Robert The ou les livres subversifs.
De façon régulière nous vous présentons des artistes qui ont la drôle de manie de sculpter dans des livres pour leur donner un nouveau sens. Ces œuvres d’art qui surprennent, font sourire, et parfois même saisissent d’effroi, ne laissent pas indifférent.
A défaut de se mettre d’accord sur la légitimité de l’acte commun à ces artistes qui consiste à se servir de l’objet-livre comme matière à sculpture, on ne peut pas s’empêcher de réfléchir sur le message que ces derniers tentent de faire passer.
Robert The est de ces artistes-là.
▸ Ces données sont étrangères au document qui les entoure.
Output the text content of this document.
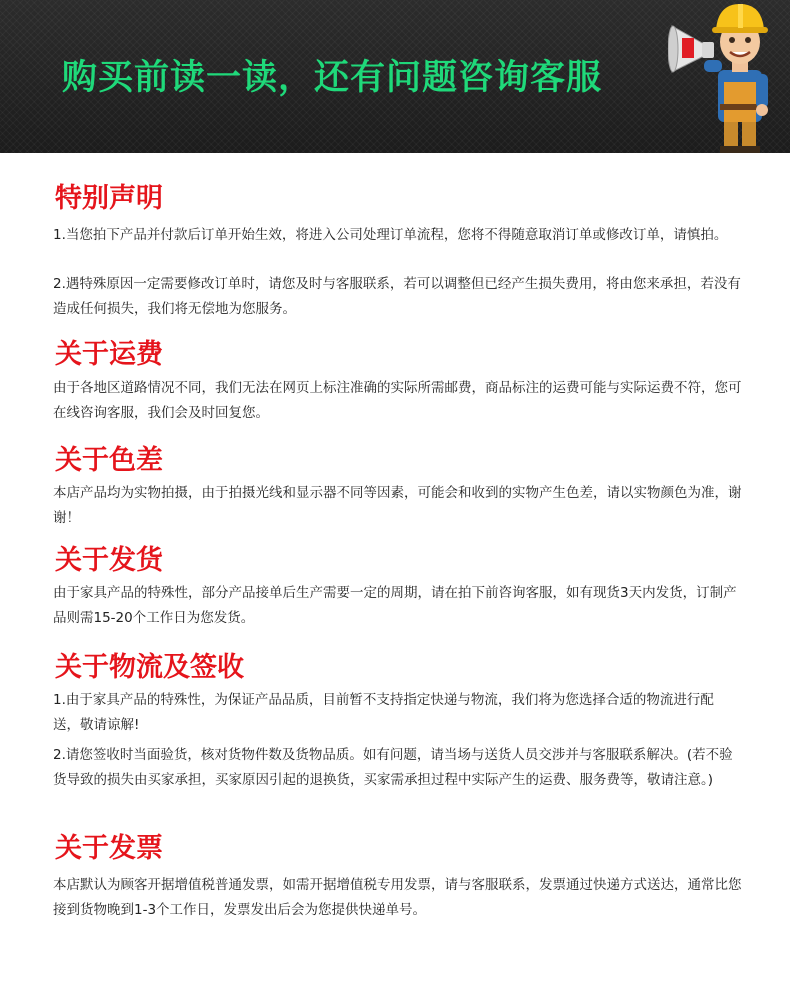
购买前读一读，还有问题咨询客服
特别声明

1.当您拍下产品并付款后订单开始生效，将进入公司处理订单流程，您将不得随意取消订单或修改订单，请慎拍。

2.遇特殊原因一定需要修改订单时，请您及时与客服联系，若可以调整但已经产生损失费用，将由您来承担，若没有造成任何损失，我们将无偿地为您服务。

关于运费

由于各地区道路情况不同，我们无法在网页上标注准确的实际所需邮费，商品标注的运费可能与实际运费不符，您可在线咨询客服，我们会及时回复您。

关于色差

本店产品均为实物拍摄，由于拍摄光线和显示器不同等因素，可能会和收到的实物产生色差，请以实物颜色为准，谢谢！

关于发货

由于家具产品的特殊性，部分产品接单后生产需要一定的周期，请在拍下前咨询客服，如有现货3天内发货，订制产品则需15-20个工作日为您发货。

关于物流及签收

1.由于家具产品的特殊性，为保证产品品质，目前暂不支持指定快递与物流，我们将为您选择合适的物流进行配 送，敬请谅解!

2.请您签收时当面验货，核对货物件数及货物品质。如有问题，请当场与送货人员交涉并与客服联系解决。(若不验货导致的损失由买家承担，买家原因引起的退换货，买家需承担过程中实际产生的运费、服务费等，敬请注意。)

关于发票

本店默认为顾客开据增值税普通发票，如需开据增值税专用发票，请与客服联系，发票通过快递方式送达，通常比您接到货物晚到1-3个工作日，发票发出后会为您提供快递单号。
Sa spécialité ? La provocation.
Américain, né à Carmel en Californie en 1961, l’homme fait des études de philosophie et de mathématiques dans une Université du Wisconsin, à Madison précisément, entre 1969 et 1984. Il s’intéresse à l’art par la suite, bien qu’il semble qu’il n’ait jamais souhaité être un artiste. Ses études sont motivées par son intérêt pour la langue et la logique, ce qu’il appelle « les bases de vérité et de sens »
Robert, sculpte, déforme, manipule le livre jusqu’à obtenir l’effet visuel souhaité. Son travail intimiste et transgressif fascine par le « choc visuel » qu’il suggère. On pourrait dire que son œuvre poursuit cette même quête entreprise durant ses études, mais d’une façon biaisée.
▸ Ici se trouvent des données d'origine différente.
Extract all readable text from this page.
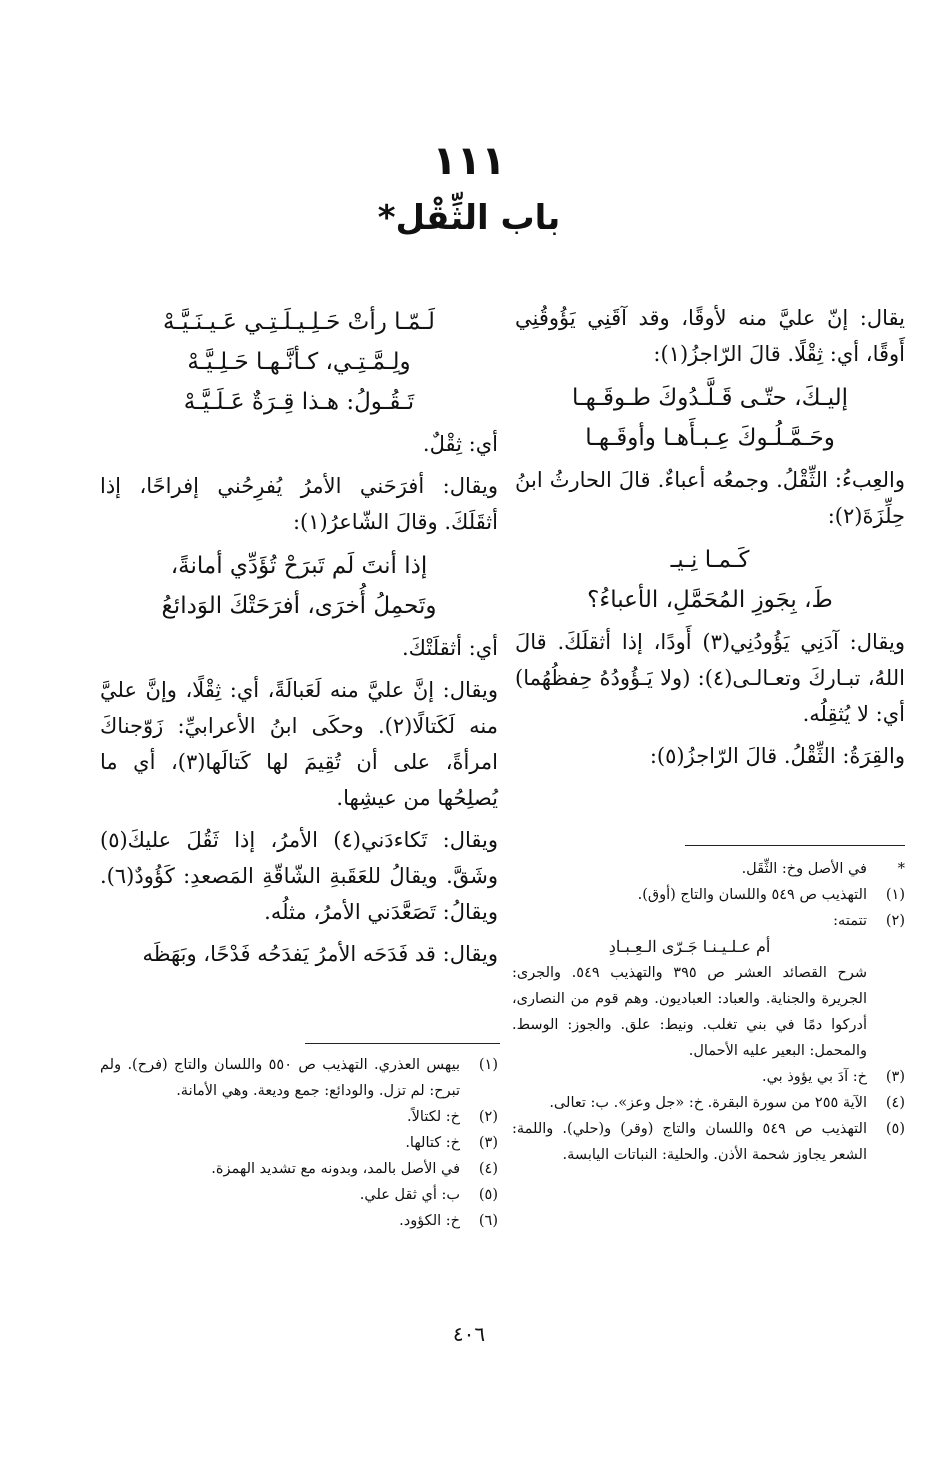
١١١
باب الثِّقْل*

يقال: إنّ عليَّ منه لأوقًا، وقد آقَنِي يَؤُوقُنِي أَوقًا، أي: ثِقْلًا. قالَ الرّاجزُ(١):

إليـكَ، حتّـى قَـلَّـدُوكَ طـوقَـهـا
وحَـمَّـلُـوكَ عِـبـأَهـا وأوقَـهـا

والعِبءُ: الثِّقْلُ. وجمعُه أعباءٌ. قالَ الحارثُ ابنُ حِلِّزَةَ(٢):

كَـمـا نِـيـ
طَ، بِجَوزِ المُحَمَّلِ، الأعباءُ؟

ويقال: آدَنِي يَؤُودُنِي(٣) أَودًا، إذا أثقلَكَ. قالَ اللهُ، تبـاركَ وتعـالـى(٤): (ولا يَـؤُودُهُ حِفظُهُما) أي: لا يُثقِلُه.

والقِرَةُ: الثِّقْلُ. قالَ الرّاجزُ(٥):

لَـمّـا رأتْ حَـلِـيـلَـتِـي عَـيـنَـيَّـهْ
ولِـمَّـتِـي، كـأنَّـهـا حَـلِـيَّـهْ
تَـقُـولُ: هـذا قِـرَةٌ عَـلَـيَّـهْ

أي: ثِقْلٌ.

ويقال: أفرَحَني الأمرُ يُفرِحُني إفراحًا، إذا أثقَلَكَ. وقالَ الشّاعرُ(١):

إذا أنتَ لَم تَبرَحْ تُؤَدِّي أمانةً،
وتَحمِلُ أُخرَى، أفرَحَتْكَ الوَدائعُ

أي: أثقلَتْكَ.

ويقال: إنَّ عليَّ منه لَعَبالَةً، أي: ثِقْلًا، وإنَّ عليَّ منه لَكَتالًا(٢). وحكَى ابنُ الأعرابيِّ: زَوّجناكَ امرأةً، على أن تُقِيمَ لها كَتالَها(٣)، أي ما يُصلِحُها من عيشِها.

ويقال: تَكاءدَني(٤) الأمرُ، إذا ثَقُلَ عليكَ(٥) وشَقَّ. ويقالُ للعَقَبةِ الشّاقّةِ المَصعدِ: كَؤُودٌ(٦). ويقالُ: تَصَعَّدَني الأمرُ، مثلُه.

ويقال: قد فَدَحَه الأمرُ يَفدَحُه فَدْحًا، وبَهَظَه

*
في الأصل وخ: الثِّقَل.
(١)
التهذيب ص ٥٤٩ واللسان والتاج (أوق).
(٢)
تتمته:
أم عـلـيـنـا جَـرّى الـعِـبـادِ
شرح القصائد العشر ص ٣٩٥ والتهذيب ٥٤٩. والجرى: الجريرة والجناية. والعباد: العباديون. وهم قوم من النصارى، أدركوا دمًا في بني تغلب. ونيط: علق. والجوز: الوسط. والمحمل: البعير عليه الأحمال.
(٣)
خ: آدَ بي يؤوذ بي.
(٤)
الآية ٢٥٥ من سورة البقرة. خ: «جل وعز». ب: تعالى.
(٥)
التهذيب ص ٥٤٩ واللسان والتاج (وقر) و(حلي). واللمة: الشعر يجاوز شحمة الأذن. والحلية: النباتات اليابسة.
(١)
بيهس العذري. التهذيب ص ٥٥٠ واللسان والتاج (فرح). ولم تبرح: لم تزل. والودائع: جمع وديعة. وهي الأمانة.
(٢)
خ: لكتالاً.
(٣)
خ: كتالها.
(٤)
في الأصل بالمد، وبدونه مع تشديد الهمزة.
(٥)
ب: أي ثقل علي.
(٦)
خ: الكؤود.
٤٠٦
Ainsi selon Robert The, le livre serait une « base de vérité et de sens ». A la fin de ses études, pendant un ou deux mois, Robert n’a pas pu lire de livres. Est-ce pour cette raison que les livres dans ses créations lui apparaissent comme des armes à feu, ou encore qu’un dictionnaire représente un nœud coulant ? Une chose est sûre, il semble alors avoir perdu certaines de ses convictions.
Il erre donc quelques années avant de se plonger avec grand intérêt dans une formation de lettres, de calligraphie ainsi que de peinture. A l’ « Institute of Lettering and Design de Chicago » entre 1986 et 1988, il étudie l’art des enseignes commerciales, comment travailler l’émail qu’il juge « impitoyable et salissant ». Et c’est de là, en travaillant la lettre « I » qu’il peint le mot « This » et ouvre certaines perceptions artistiques, qui ne s’étaient jamais présentées jusque-là : « l’endroit où le mot devient physique. »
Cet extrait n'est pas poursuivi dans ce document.